Adventure travelers move up in age Trend: Baby boomers were first in line for trips to wild places and are still keen on them. But the younger generation doesn't appear to be following in their footsteps.

March 15, 1998|By Mike Steere | Mike Steere,SPECIAL TO THE SUN

In 1967, tens of thousands of the young and idealistic converged on San Francisco, proclaiming the Summer of Love and doing everything they could to appall their elders and upend the status quo.

That same year, a tiny group left San Francisco on a trip that would do for Americans' travel habits what the grand gathering of hippies did for the world. The wave the trip started would, in a quiet and gradual way, blow the mainstream travel establishment's mind, expanding the range and intensity of human experience, pushing back the limits of the possible.

The revolution was called adventure travel, and it provides outdoor thrills in remote places to those who might never find such thrills on their own. The industry credits its beginnings in the United States to Bay Area travel agent Leo Le Bon. In 1967, Le Bon led the first American group trek in Nepal, then went on to found Mountain Travel, now Mountain Travel/Sobek.

But the '60s counterculture and adventure travel share more than a birth year and city. They share a generation -- the 78 million baby boomers born from 1946 through 1964.

Early boomers are largely responsible for the huge global success of adventuring. Ties between boomers and adventuring are, indeed, so tight that some pros fret that their business won't outlive the generation.

Adventure-watchers get close to despair about the current crop of young adults, dubbed Generation X, who seem to like cyberspace better than open space.

The good news is that the bad news won't arrive soon. The great mass of boomers have just begun to move into their peak earning years, when they have more money and time to indulge the urge they've always had -- to do wild things in wild places.

The clientele for adventuring's glamorous and far-flung experiences -- rafting Africa's Zambezi River, say, or climbing Mount Kilimanjaro -- has always been predominantly middle-aged. These are, after all, expensive trips that take more free time than most younger people have.

Leading adventure travel companies report a distinctly gray-haired clientele. Mountain Travel/Sobek puts its demographic sweet spots in the 45-to-55 age bracket. Average age of Overseas Adventure Travel clients is 61.

Tom Hale, president of Backroads, a bicycling outfitter that has grown into a multimillion-dollar worldwide active travel company, says 45 is the peak age for his company's clients.

As middle and late boomers move into prime trip-taking years, the pool of adventurer travelers -- and trip sign-ups -- should increase. Indications are that older boomers will still want new adventures when they're senior citizens.

"They promise to continue their outdoor activities now and into their senior years, more so than any previous generation," writes outdoor activity authority Derrick Crandall in his report, hTC "Recreation in the New Millennium." Crandall heads the American Recreation Coalition in Washington.

"I can see this being attractive to people in their 60s," says Hale of his company's active travel offerings.

But one generation willing to adventure -- albeit more slowly and carefully -- all the way to the grave does not a long-term future make.

What happens after the boomers?

The problem isn't the lack of twentysomethings signing up for today's guided group trips.

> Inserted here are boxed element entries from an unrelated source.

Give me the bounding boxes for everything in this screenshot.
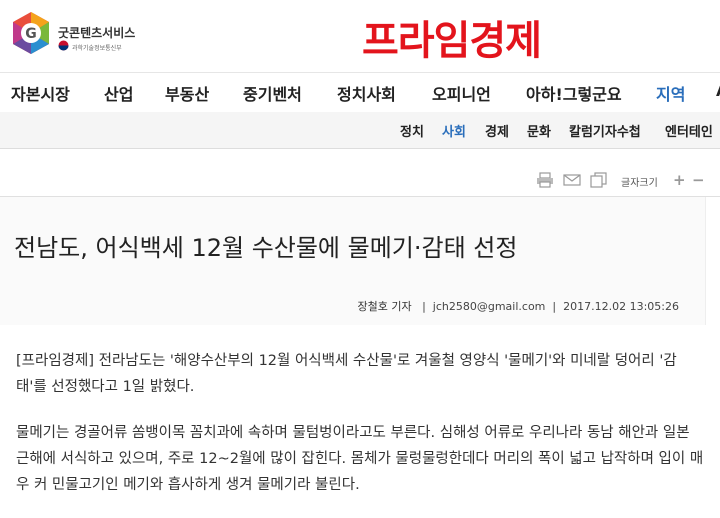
nav-item-real-estate[interactable]: 부동산 bbox=[165, 81, 209, 105]
email-icon[interactable] bbox=[563, 172, 581, 188]
article-body: [프라임경제] 전라남도는 '해양수산부의 12월 어식백세 수산물'로 겨울철… bbox=[0, 348, 720, 518]
nav-item-aha[interactable]: 아하!그렇군요 bbox=[526, 81, 622, 105]
font-size-increase-button[interactable]: + bbox=[673, 171, 686, 189]
sub-nav: 정치 사회 경제 문화 칼럼기자수첩 엔터테인 bbox=[0, 112, 720, 149]
print-icon[interactable] bbox=[536, 172, 554, 188]
nav-item-region[interactable]: 지역 bbox=[656, 81, 685, 105]
subnav-item-economy[interactable]: 경제 bbox=[485, 121, 509, 140]
article-headline: 전남도, 어식백세 12월 수산물에 물메기·감태 선정 bbox=[14, 234, 518, 262]
subnav-item-entertainment[interactable]: 엔터테인 bbox=[665, 121, 713, 140]
nav-item-opinion[interactable]: 오피니언 bbox=[432, 81, 491, 105]
main-nav: 자본시장 산업 부동산 중기벤처 정치사회 오피니언 아하!그렇군요 지역 A bbox=[0, 72, 720, 114]
article-byline: 장철호 기자 | jch2580@gmail.com | 2017.12.02 … bbox=[0, 298, 679, 314]
byline-separator: | bbox=[548, 300, 560, 313]
font-size-label: 글자크기 bbox=[621, 178, 658, 189]
site-header: G 굿콘텐츠서비스 과학기술정보통신부 프라임경제 bbox=[0, 0, 720, 72]
nav-item-overflow[interactable]: A bbox=[716, 81, 720, 100]
article-datetime: 2017.12.02 13:05:26 bbox=[563, 300, 679, 313]
subnav-item-column[interactable]: 칼럼기자수첩 bbox=[569, 121, 641, 140]
article-toolbar: 글자크기 + − bbox=[0, 166, 720, 197]
reporter-name[interactable]: 장철호 기자 bbox=[357, 300, 411, 313]
good-content-logo-icon[interactable]: G bbox=[8, 10, 54, 56]
partner-logo-text: 굿콘텐츠서비스 bbox=[58, 26, 136, 40]
svg-text:G: G bbox=[25, 26, 37, 42]
nav-item-industry[interactable]: 산업 bbox=[104, 81, 133, 105]
font-size-decrease-button[interactable]: − bbox=[692, 171, 705, 189]
nav-item-capital-market[interactable]: 자본시장 bbox=[11, 81, 70, 105]
site-logo[interactable]: 프라임경제 bbox=[362, 8, 542, 66]
nav-item-sme-venture[interactable]: 중기벤처 bbox=[243, 81, 302, 105]
byline-separator: | bbox=[415, 300, 430, 313]
article-paragraph: 물메기는 경골어류 쏨뱅이목 꼼치과에 속하며 물텀벙이라고도 부른다. 심해성… bbox=[16, 425, 704, 493]
partner-logo-subtext: 과학기술정보통신부 bbox=[72, 45, 122, 52]
subnav-item-culture[interactable]: 문화 bbox=[527, 121, 551, 140]
copy-icon[interactable] bbox=[590, 172, 608, 188]
article-title-box: 전남도, 어식백세 12월 수산물에 물메기·감태 선정 장철호 기자 | jc… bbox=[0, 197, 706, 325]
article-paragraph: [프라임경제] 전라남도는 '해양수산부의 12월 어식백세 수산물'로 겨울철… bbox=[16, 353, 677, 395]
government-emblem-icon bbox=[58, 40, 69, 51]
reporter-email[interactable]: jch2580@gmail.com bbox=[433, 300, 546, 313]
subnav-item-society[interactable]: 사회 bbox=[442, 121, 466, 140]
nav-item-politics-society[interactable]: 정치사회 bbox=[337, 81, 396, 105]
subnav-item-politics[interactable]: 정치 bbox=[400, 121, 424, 140]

When boomers were in their 20s, they didn't have the money and time for such things, either.

The problem is that Xers don't do what boomers once did, which prepared them to seek big-dollar, lifetime experiences in the wild. On the whole, today's young adults don't work at staying fit, enjoy strenuous fun outside or seem to care about intimacy with the wild world.

"With virtual reality on the way to satisfying their lust for visual stimulation, and the development of a less active lifestyle, Generation X represents a challenge to the future of outdoor recreation in America," Crandall writes.

"They tend to exercise their eyes more than their bodies," Crandall says in an interview. About Xers' favorite open-air sports, like snowboarding, skateboarding and extreme cycling, he says, "It doesn't seem to be the environment that pulls, but the adrenalin rush."

Others see examples in the field of what Crandall discusses theoretically.

John Poimiroo, California's tourism director, who once worked in Yosemite National Park, says that backpackers in the wilds of his state and the rest of the country are older and fewer than they used to be.

"The numbers have been declining since the '70s," Poimiroo says, adding that the much-publicized crowding of national parks and other wild areas has been in the front country, on or next to paved roads.

There may be much more at stake than adventuring companies' future balance sheets.

Poimiroo, for one, sees peril to the natural environment that adventure travelers love to explore. "As use is dropping off, is there support for the wilderness?" he asks.

As Crandall says, "If you don't experience it personally, you don't appreciate it and you don't fight for it."

There are, on the other hand, optimists who believe that adventure travel is destined to last.

Backroads' Hale, for one, sees hope in the boomers' offspring, increasing numbers of whom are joining their parents on family adventures.